У внешних форм Традиции может быть состояние кризиса. По слову румынского богослова о. Дмитрия Станилое, “кризисом внешних форм традиции является их неспособность побуждать человека к синергии, к сотрудничеству с благодатью. Надо различать между объективным соответствием средств и содержания — и неспособностью некоторого круга людей понять его.”[275]

 

Побуждения к реформам.

Наивно считать, что православие потому подвергается критике в либеральных органах массовой информации, что оно слишком консервативно. Есть тип мышления, который не смирится ни с какой формой существования христианства, — пока последнее не откажется от всех нравственных и духовных императивов.
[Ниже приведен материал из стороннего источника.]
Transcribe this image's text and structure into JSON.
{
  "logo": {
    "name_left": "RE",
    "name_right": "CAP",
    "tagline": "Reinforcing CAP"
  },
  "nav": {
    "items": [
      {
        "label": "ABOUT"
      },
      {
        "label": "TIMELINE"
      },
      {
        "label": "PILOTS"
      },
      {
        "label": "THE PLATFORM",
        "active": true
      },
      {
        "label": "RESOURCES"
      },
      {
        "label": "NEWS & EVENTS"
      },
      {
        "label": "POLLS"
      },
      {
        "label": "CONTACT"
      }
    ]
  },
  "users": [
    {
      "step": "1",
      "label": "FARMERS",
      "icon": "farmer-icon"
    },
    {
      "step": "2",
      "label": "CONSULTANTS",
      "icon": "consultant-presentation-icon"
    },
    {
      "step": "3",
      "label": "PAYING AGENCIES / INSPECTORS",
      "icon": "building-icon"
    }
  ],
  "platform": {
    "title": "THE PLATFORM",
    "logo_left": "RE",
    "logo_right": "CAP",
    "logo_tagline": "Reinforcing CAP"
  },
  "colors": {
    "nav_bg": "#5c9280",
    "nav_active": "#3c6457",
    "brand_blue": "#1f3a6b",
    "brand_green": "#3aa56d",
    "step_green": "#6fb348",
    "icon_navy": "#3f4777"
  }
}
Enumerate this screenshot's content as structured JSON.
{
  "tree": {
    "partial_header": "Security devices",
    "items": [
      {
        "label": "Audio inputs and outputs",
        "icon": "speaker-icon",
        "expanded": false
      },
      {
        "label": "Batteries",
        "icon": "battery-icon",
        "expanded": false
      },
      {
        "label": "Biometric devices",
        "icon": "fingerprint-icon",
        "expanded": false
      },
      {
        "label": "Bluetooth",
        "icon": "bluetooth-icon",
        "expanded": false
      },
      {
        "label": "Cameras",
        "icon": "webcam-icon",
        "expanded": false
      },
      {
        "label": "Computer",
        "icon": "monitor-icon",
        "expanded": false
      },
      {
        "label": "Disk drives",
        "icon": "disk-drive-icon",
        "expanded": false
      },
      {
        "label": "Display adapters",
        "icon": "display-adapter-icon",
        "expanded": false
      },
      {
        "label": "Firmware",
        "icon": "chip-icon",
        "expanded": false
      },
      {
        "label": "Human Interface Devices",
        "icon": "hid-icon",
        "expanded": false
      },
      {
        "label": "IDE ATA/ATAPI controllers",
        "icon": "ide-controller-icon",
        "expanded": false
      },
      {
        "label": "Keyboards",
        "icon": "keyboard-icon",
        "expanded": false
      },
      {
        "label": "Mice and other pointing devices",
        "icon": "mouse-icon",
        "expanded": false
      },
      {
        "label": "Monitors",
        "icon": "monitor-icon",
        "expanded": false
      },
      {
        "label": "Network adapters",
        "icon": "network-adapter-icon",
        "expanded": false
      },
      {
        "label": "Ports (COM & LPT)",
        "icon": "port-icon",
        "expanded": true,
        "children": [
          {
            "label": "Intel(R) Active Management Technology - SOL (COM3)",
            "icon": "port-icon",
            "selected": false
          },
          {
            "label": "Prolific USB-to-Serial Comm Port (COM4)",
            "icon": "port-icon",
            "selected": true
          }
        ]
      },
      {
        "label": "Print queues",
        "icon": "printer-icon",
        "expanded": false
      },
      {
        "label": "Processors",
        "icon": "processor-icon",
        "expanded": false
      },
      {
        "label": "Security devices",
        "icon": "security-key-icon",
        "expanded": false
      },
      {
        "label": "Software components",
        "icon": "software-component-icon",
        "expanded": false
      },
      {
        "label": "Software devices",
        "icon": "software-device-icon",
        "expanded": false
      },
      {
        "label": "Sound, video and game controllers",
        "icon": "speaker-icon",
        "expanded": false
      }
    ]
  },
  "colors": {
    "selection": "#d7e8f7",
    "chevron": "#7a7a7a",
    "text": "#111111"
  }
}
Требование “обновления” Церкви в большинстве случаев — не более чем средство психической самозащиты. Человек пытается объяснить сам себе (и отчасти окружающим), почему он не хочет расслышать евангельский зов. В глубине своего сердца чувствуя истинность евангельских ценностей, он старается заглушить укоры совести.

Человек, который говорит о том, что в религии главное не внешние обряды, а внутреннее, духовно-сердечное делание, только частично прав. Он прав, если тот идеал, на котором он обосновывает этими словами, оказывается более требователен по отношению к нему, чем обычный устав благочестивой жизни мирянина. Но эти же слова способны прикрывать великую неправду — если их приспособляют для того, чтобы не исполнять даже те религиозные требования, которые обращает к человеку не столь уж высокая в своих идеалах, но все же религиозно действенная и реальная “средняя вера.” Подвижник и мистик, жаждущий большего, чем уставная молитва, чающий всецелой перемены своей жизни и своего сердца, жаждущий с раннего утра прорваться к Богу — имеет право говорить о том, что спасение нельзя купить жертвами и обрядами. “Журналист,” который ленится потревожить тину своей страстной жизни исповедью и молитвой, который считает унизительным для себя молиться “со старухами” и причащаться с ними из одной ложечки — не имеет нравственного права ставить духовное выше “обряда,” до которого он еще не дорос. Проповедник такой лжемистики отнюдь не “сын божий,” познавший свою свободу в Духе, а лукавый раб, который старается оправдать свою лень и нелюбовь к Богу. Неужели не бросается в глаза несуразность ситуации, при которой к радикальному обновлению “обрядности” или вовсе к ее отмене призывают люди, сами не практикующие никакой веры, люди, составившие свои представления о религии и “духовности” на основании газетных статей; а на сохранении определенных устоев церковной жизни настаивают те люди, которые научились к Богу обращаться на “Ты,” преодолев холод безлично-философского “Он”? Если я приведу сейчас суждения православных святых — светский читатель обвинит меня в “конфессионализме” и опять заговорит о “замшелом традиционализме православных.” Дело, правда, не в каких-то древних предписаниях, а в живой и всевековой потребности человеческого сердца.

Сколь едины духовные прозрения подвижников самых разных веков — столь же единообразен набор доводов, который предлагается искусительным духом. Чрезвычайно ограниченный ассортимент антицерковных аргументов во все века остается неизменным — независимо от того, меняется ли сама христианская жизнь или нет.